Survival analysis revealed that patients with low ATM mRNA levels had shorter MFS (P=0.00012), as previously described (Ye et al, 2007). Multivariate analysis showed that ATM mRNA status was an independent prognostic factor (P=0.00046). The positive correlation (P=0.00040) observed between ATM mRNA and ATM protein levels assessed by RPPA in 233 breast tumours indicated that regulation of ATM is in part transcriptional. A low level of ATM protein was correlated with poor outcome (P=0.000025). ATM protein level was also an independent prognostic factor (P=0.00037), as described in a recent study (Bueno et al, 2014).

These results are in agreement with studies describing downregulation of ATM mRNA (Ye et al, 2007; Salimi et al, 2012; Bueno et al, 2014) or protein (Tommiska et al, 2008; Bueno et al, 2014) in breast cancer. We also demonstrated the independent prognostic value of ATM mRNA level.

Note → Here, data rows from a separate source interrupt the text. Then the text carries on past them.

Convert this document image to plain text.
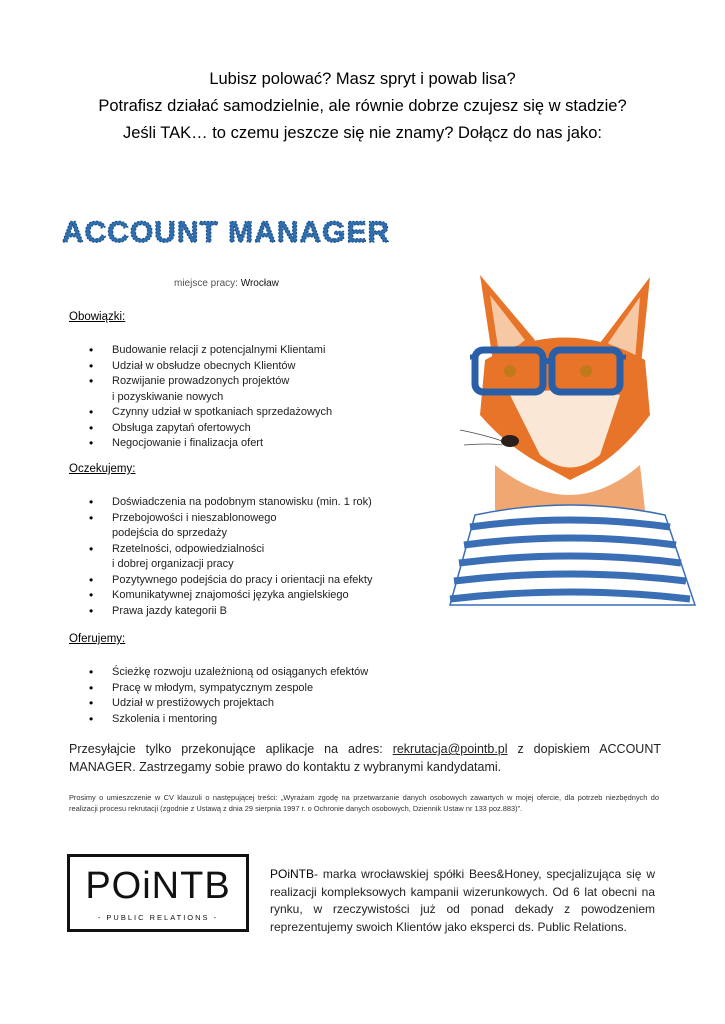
Lubisz polować? Masz spryt i powab lisa?

Potrafisz działać samodzielnie, ale równie dobrze czujesz się w stadzie?

Jeśli TAK… to czemu jeszcze się nie znamy? Dołącz do nas jako:

ACCOUNT MANAGER
miejsce pracy: Wrocław
Obowiązki:
• Budowanie relacji z potencjalnymi Klientami
• Udział w obsłudze obecnych Klientów
• Rozwijanie prowadzonych projektów
i pozyskiwanie nowych
• Czynny udział w spotkaniach sprzedażowych
• Obsługa zapytań ofertowych
• Negocjowanie i finalizacja ofert
Oczekujemy:
• Doświadczenia na podobnym stanowisku (min. 1 rok)
• Przebojowości i nieszablonowego
podejścia do sprzedaży
• Rzetelności, odpowiedzialności
i dobrej organizacji pracy
• Pozytywnego podejścia do pracy i orientacji na efekty
• Komunikatywnej znajomości języka angielskiego
• Prawa jazdy kategorii B
Oferujemy:
• Ścieżkę rozwoju uzależnioną od osiąganych efektów
• Pracę w młodym, sympatycznym zespole
• Udział w prestiżowych projektach
• Szkolenia i mentoring
Przesyłajcie tylko przekonujące aplikacje na adres: rekrutacja@pointb.pl z dopiskiem ACCOUNT MANAGER. Zastrzegamy sobie prawo do kontaktu z wybranymi kandydatami.
Prosimy o umieszczenie w CV klauzuli o następującej treści: „Wyrażam zgodę na przetwarzanie danych osobowych zawartych w mojej ofercie, dla potrzeb niezbędnych do realizacji procesu rekrutacji (zgodnie z Ustawą z dnia 29 sierpnia 1997 r. o Ochronie danych osobowych, Dziennik Ustaw nr 133 poz.883)”.
POiNTB
- PUBLIC RELATIONS -
POiNTB- marka wrocławskiej spółki Bees&Honey, specjalizująca się w realizacji kompleksowych kampanii wizerunkowych. Od 6 lat obecni na rynku, w rzeczywistości już od ponad dekady z powodzeniem reprezentujemy swoich Klientów jako eksperci ds. Public Relations.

The mechanisms of dysregulation of ATM in breast cancers have not been fully elucidated. Posttranscriptional regulation of ATM mediated by miRNAs has been described in many cancers, including breast cancers. In order to investigate this hypothesis, we selected 12 miRNAs with luciferase studies from the literature, demonstrating their activity on ATM mRNA (Ng et al, 2010; Yan et al, 2010; Song et al, 2011; Lin et al, 2012; Bisso et al, 2013; Di Francesco et al, 2013; Guo et al, 2013; Mansour et al, 2013; Guo et al, 2014; Liang et al, 2014; Zhang et al, 2014; Zhou et al, 2014). A negative correlation was observed only between miR-203 level and ATM protein level (P=0.011). Regulation of ATM by miR-203 has only been described in colorectal cancer. Our results suggest that miR-203 could be partly involved in dysregulation of ATM in breast cancers. Further investigations are necessary to demonstrate the interaction between miR-203 and ATM protein level.

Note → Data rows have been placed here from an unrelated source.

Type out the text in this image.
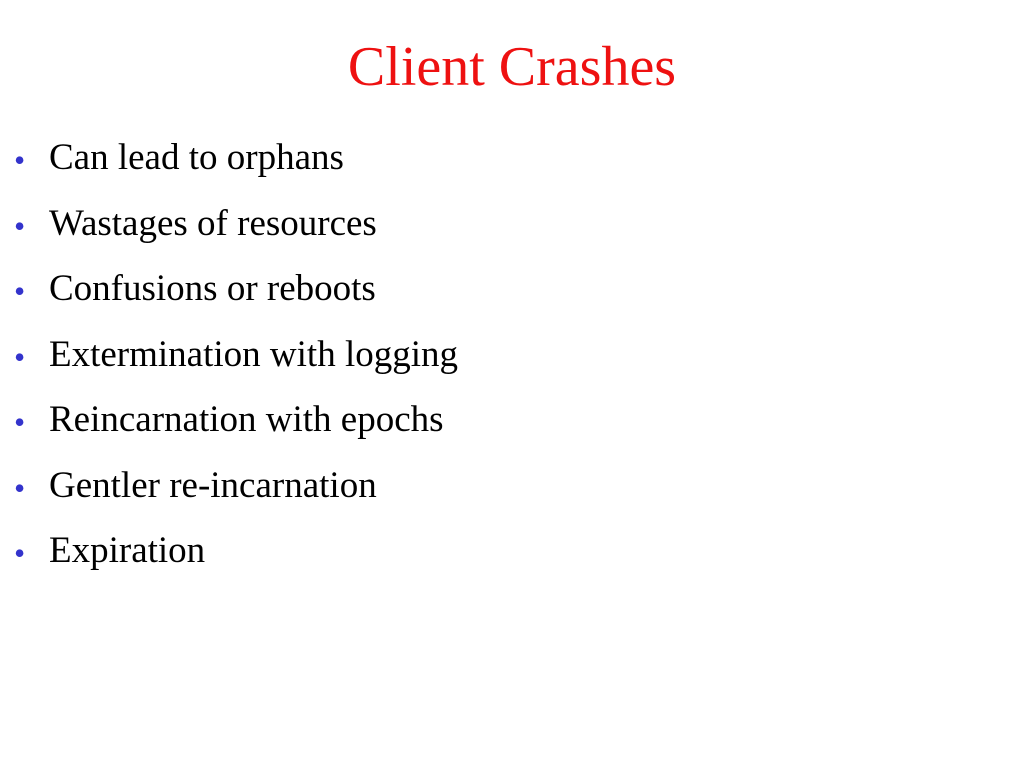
Client Crashes
• Can lead to orphans
• Wastages of resources
• Confusions or reboots
• Extermination with logging
• Reincarnation with epochs
• Gentler re-incarnation
• Expiration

ATM is widely known to be a central player in cell proliferation and DNA-damage response (DDR). RPPA assay was used to study correlations between ATM protein level and other proteins of the DSB repair pathway, cell proliferation pathway and other pathways (EMT, MAPK and AKT/mTOR). Our results showed a relationship between ATM protein dysregulation and six other proteins of the DSB repair pathway, that is, H2AX, XRCC5, NBN, Mre11, Rad50 and TP53BP1. Conversely, no correlation was observed between ATM expression and proliferation, as demonstrated by Ki67 at mRNA and protein levels. These results confirm that ATM dysregulation has a major role in DSB repair pathway defect but not in cell proliferation. Our results suggest that, in addition to the well-known fact that reduction of ATM levels acts by altering the formation of DSB repair foci, ATM expression seems also linked to expression levels of several major actors of the DSB repair pathway. This DNA repair defect may be associated with homologous recombination DNA repair defect called ‘BRCAness’, particularly concerning the sensitivity to PARP inhibitors. PARP inhibitors have been shown to be highly lethal to tumour cells with deficiencies of DDR factors, such as BRCA1 or BRCA2. Their activity is based on the principle of synthetic lethality, which consists of targeting two separate molecular pathways that are nonlethal when disrupted individually but are lethal when inhibited simultaneously. The sensitivity of cancers with ATM downregulation to PARP inhibitors has been studied in breast and other cancers, with promising results (Williamson et al, 2010; Gilardini Montani et al, 2013; Kubota et al, 2014).

In conclusion, our results show that ATM is an outstanding prognostic marker in breast cancer and that ATM downregulation (both at the transcriptional and posttranscriptionnal levels) leads to dysregulation of the DSB repair pathway, which is probably involved in breast tumorigenesis. This could predict a favourable response to treatment with PARP inhibitors.